Gwen would return to her world. That was probably for the best, but he would never forget what she had been for him during these past twenty-four hours.
15
Over the next week, Gwen tried to keep the whirlwind of painful memories at bay by lavishing attention on her house and garden. She pruned herbs and crossbred roses in her backyard sanctuary. In the evenings, she embroidered new wall hangings for the dining room. Her home was nothing like the cold marble mansions where the rest of the Blackstones lived. Gwen always felt out of place in the vacant grandeur of those palaces, and had chosen to live in a warm, cozy home of hand-carved wood, soothing colors, and a splendid garden that felt like paradise.
Perhaps if she had been blessed with children, this house wouldn’t matter so much, but she loved every board, shingle, and windowpane of this home she’d designed and decorated from the ground up.
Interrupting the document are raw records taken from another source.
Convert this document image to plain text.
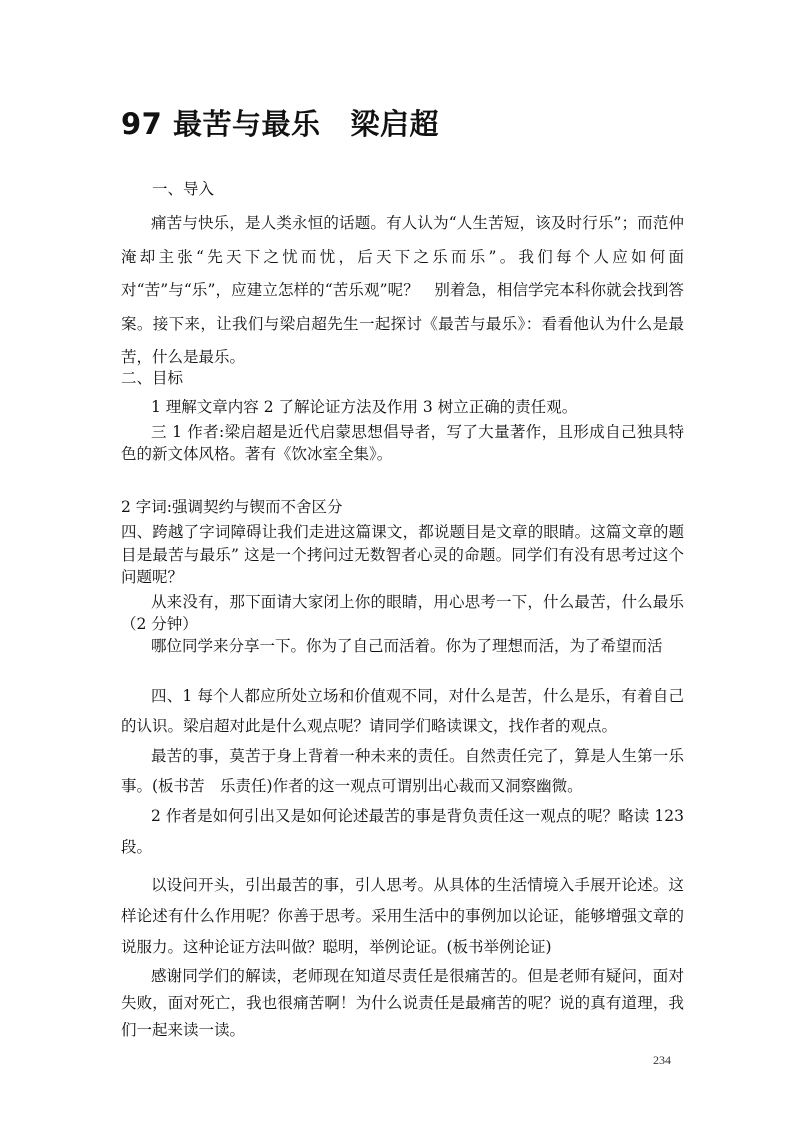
97 最苦与最乐 梁启超

一、导入

痛苦与快乐，是人类永恒的话题。有人认为“人生苦短，该及时行乐”；而范仲淹却主张“先天下之忧而忧，后天下之乐而乐”。我们每个人应如何面对“苦”与“乐”，应建立怎样的“苦乐观”呢？　别着急，相信学完本科你就会找到答案。接下来，让我们与梁启超先生一起探讨《最苦与最乐》：看看他认为什么是最苦，什么是最乐。

二、目标

1 理解文章内容 2 了解论证方法及作用 3 树立正确的责任观。

三 1 作者:梁启超是近代启蒙思想倡导者，写了大量著作，且形成自己独具特色的新文体风格。著有《饮冰室全集》。

2 字词:强调契约与锲而不舍区分

四、跨越了字词障碍让我们走进这篇课文，都说题目是文章的眼睛。这篇文章的题目是最苦与最乐” 这是一个拷问过无数智者心灵的命题。同学们有没有思考过这个问题呢？

从来没有，那下面请大家闭上你的眼睛，用心思考一下，什么最苦，什么最乐（2 分钟）

哪位同学来分享一下。你为了自己而活着。你为了理想而活，为了希望而活

四、1 每个人都应所处立场和价值观不同，对什么是苦，什么是乐，有着自己的认识。梁启超对此是什么观点呢？请同学们略读课文，找作者的观点。

最苦的事，莫苦于身上背着一种未来的责任。自然责任完了，算是人生第一乐事。(板书苦　乐责任)作者的这一观点可谓别出心裁而又洞察幽微。

2 作者是如何引出又是如何论述最苦的事是背负责任这一观点的呢？略读 123 段。

以设问开头，引出最苦的事，引人思考。从具体的生活情境入手展开论述。这样论述有什么作用呢？你善于思考。采用生活中的事例加以论证，能够增强文章的说服力。这种论证方法叫做？聪明，举例论证。(板书举例论证)

感谢同学们的解读，老师现在知道尽责任是很痛苦的。但是老师有疑问，面对失败，面对死亡，我也很痛苦啊！为什么说责任是最痛苦的呢？说的真有道理，我们一起来读一读。

234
Each room reflected her taste, from the trailing ivy vines carved on the fireplace mantel to the iron hardware inspired by medieval knotwork. Gwen had embroidered the coverings on the seat cushions from her own design of a rose trellis. Rugs loomed by local weavers covered the floors, and tiles from an artisan’s kiln surrounded the fireplace.
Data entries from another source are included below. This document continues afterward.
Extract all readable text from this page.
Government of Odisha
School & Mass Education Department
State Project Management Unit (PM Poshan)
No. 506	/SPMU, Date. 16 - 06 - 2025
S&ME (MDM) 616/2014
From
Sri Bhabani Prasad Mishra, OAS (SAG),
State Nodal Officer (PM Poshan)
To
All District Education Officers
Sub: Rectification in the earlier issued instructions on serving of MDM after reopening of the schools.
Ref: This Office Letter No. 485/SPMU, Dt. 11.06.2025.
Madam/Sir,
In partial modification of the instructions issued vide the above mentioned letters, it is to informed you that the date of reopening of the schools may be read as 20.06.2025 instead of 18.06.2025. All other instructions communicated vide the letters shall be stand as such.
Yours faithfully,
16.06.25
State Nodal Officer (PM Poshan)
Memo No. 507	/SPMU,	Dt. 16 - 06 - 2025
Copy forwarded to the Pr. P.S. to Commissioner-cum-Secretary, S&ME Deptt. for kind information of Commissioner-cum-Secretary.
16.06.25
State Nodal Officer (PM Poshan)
Everything in this comfortable home was exactly how she wanted it, which was why she would fight hard to keep it, especially since her husband’s mistress intended to take it away.
It was right after dinner when Vivian arrived on Gwen’s doorstep. Gwen reluctantly allowed her inside, since she didn’t want the neighbors to witness this embarrassing confrontation.
“Jasper would have moved heaven and earth to protect his daughter,” Vivian said as she paced in the parlor. “I think you’re being very selfish by denying Mimi a proper roof over her head and the protection of his name. Those were the only things he wrote in his will. His only dying requests.”
Gwen remained seated at her dining table with the bonsai tree before her, pretending a calm she did not feel as she clipped the miniature tree to maintain its dwarfed shape.
“If Jasper wanted Mimi to have his name, he could have divorced me and married you,” Gwen said. “He didn’t.”